Serviço de Ginecologia, Coleção da Santa Casa da Misericórdia do Porto, em depósito no Hospital de Santo António
 
Instrumento em porcelana executado entre 1895 e 1945, destinado a facilitar a observação da cavidade pélvica.
O espéculo vaginal foi introduzido na Ginecologia em 1801 por Joseph Claude Récamier (1774-1852). Apresentando-se sob a forma de um tubo com cerca de 10 cm de comprimento, foi utilizado inicialmente para observar e tratar úlceras do colo do útero.

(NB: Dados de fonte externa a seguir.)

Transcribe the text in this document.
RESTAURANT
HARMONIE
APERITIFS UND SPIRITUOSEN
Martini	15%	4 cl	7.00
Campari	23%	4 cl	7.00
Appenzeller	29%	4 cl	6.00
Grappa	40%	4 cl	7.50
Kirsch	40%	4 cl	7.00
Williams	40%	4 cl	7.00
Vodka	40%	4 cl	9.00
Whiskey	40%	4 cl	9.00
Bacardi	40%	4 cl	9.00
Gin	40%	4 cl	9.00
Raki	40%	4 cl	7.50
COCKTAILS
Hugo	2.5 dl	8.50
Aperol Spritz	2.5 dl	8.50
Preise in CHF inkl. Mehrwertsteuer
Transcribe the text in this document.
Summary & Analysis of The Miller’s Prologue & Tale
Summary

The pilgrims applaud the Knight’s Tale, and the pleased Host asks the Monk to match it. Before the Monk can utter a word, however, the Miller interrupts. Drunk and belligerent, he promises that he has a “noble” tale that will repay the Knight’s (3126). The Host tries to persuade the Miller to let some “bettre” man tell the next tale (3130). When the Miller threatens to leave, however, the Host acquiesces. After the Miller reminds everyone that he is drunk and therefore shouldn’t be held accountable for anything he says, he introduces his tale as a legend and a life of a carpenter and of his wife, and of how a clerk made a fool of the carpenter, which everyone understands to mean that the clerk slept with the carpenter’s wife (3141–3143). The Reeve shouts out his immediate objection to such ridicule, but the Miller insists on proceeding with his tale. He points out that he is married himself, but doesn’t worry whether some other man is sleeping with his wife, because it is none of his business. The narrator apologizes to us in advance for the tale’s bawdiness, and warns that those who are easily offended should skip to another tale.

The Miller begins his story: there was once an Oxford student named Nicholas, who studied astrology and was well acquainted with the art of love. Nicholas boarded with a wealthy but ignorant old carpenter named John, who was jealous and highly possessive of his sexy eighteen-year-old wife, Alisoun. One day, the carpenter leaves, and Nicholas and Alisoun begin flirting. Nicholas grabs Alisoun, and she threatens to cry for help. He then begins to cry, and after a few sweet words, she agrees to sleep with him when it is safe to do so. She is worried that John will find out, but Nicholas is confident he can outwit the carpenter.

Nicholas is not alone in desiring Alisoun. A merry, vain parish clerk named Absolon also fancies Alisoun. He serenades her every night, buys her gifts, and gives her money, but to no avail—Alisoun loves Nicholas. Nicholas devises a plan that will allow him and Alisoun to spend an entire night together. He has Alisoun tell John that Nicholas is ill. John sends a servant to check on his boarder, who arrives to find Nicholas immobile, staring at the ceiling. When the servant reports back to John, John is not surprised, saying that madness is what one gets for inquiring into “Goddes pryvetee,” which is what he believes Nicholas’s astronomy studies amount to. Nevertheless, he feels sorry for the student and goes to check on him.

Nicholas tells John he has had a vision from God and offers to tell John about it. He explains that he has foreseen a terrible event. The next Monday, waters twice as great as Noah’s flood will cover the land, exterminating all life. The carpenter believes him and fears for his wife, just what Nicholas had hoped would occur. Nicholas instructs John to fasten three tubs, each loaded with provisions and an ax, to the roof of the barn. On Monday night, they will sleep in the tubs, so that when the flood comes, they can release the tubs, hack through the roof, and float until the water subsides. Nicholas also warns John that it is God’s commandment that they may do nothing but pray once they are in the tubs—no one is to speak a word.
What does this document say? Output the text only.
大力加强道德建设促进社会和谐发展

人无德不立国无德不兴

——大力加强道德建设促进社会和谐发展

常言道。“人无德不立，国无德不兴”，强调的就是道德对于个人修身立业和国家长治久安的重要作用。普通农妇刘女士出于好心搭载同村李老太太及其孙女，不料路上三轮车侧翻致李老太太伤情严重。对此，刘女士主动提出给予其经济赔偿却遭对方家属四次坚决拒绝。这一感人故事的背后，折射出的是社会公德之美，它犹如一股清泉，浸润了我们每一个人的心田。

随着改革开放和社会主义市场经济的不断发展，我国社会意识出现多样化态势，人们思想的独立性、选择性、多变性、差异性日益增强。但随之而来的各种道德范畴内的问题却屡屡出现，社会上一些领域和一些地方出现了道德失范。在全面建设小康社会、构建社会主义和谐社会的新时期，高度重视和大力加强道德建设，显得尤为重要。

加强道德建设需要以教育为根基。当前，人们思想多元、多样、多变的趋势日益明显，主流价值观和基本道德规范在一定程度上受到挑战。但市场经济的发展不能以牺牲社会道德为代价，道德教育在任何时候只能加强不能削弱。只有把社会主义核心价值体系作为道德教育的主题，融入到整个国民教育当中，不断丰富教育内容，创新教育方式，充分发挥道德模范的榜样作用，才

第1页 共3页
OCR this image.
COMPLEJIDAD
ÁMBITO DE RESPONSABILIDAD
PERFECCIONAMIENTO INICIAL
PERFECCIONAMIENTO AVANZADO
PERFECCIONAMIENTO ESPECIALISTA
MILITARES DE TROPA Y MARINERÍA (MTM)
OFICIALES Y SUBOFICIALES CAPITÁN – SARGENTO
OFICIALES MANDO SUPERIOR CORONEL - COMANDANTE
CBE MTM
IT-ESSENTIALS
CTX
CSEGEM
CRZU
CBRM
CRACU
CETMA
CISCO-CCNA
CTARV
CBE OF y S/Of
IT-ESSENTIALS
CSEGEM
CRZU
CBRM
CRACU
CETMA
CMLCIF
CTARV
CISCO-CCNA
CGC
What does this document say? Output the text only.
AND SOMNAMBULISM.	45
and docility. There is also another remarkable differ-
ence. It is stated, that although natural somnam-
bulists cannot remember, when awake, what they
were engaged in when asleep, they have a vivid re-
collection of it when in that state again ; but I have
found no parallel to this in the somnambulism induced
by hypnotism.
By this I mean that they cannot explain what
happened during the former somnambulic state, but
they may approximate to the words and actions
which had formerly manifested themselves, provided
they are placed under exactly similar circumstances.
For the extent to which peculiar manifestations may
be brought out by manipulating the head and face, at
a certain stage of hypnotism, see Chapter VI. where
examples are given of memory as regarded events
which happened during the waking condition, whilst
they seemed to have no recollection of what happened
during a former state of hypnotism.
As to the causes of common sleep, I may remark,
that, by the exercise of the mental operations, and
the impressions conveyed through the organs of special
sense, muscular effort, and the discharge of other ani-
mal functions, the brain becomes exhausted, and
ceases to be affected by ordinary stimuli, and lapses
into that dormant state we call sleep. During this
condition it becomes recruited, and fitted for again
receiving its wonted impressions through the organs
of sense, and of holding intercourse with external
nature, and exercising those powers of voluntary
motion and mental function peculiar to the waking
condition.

O esforço de obtenção de uma melhor visualização no exame pélvico originou constantes alterações de formas e materiais aplicados na sua execução, como marfim, vidro, porcelana, madeira, goma elástica, borracha e metal. A variedade de espéculos que existiram nos séculos XIX e XX foi colossal, existindo às vezes apenas uma ligeira variação no lado do parafuso, na longitude da valva, no cabo, entre outros.
O espéculo de William Fergusson (1808-1877) é o mais conhecido desta classe de instrumentos. Inicialmente começou por ser executado em vidro. Com o intuito de se obter uma superfície espelhada na parede interna, que refletiria melhor a luz, a parede externa do tubo era coberta primeiramente com uma camada de folha de estanho polida, prata ou mercúrio, revestida com borracha da Índia e sobre a qual se espalhava uniformemente uma camada de verniz preto.
Presentemente o espéculo continua a ser essencial na prática ginecológica sendo os modelos atuais fundamentalmente variantes da tipologia “Cusco” e “Sims”, executados em plástico e descartáveis.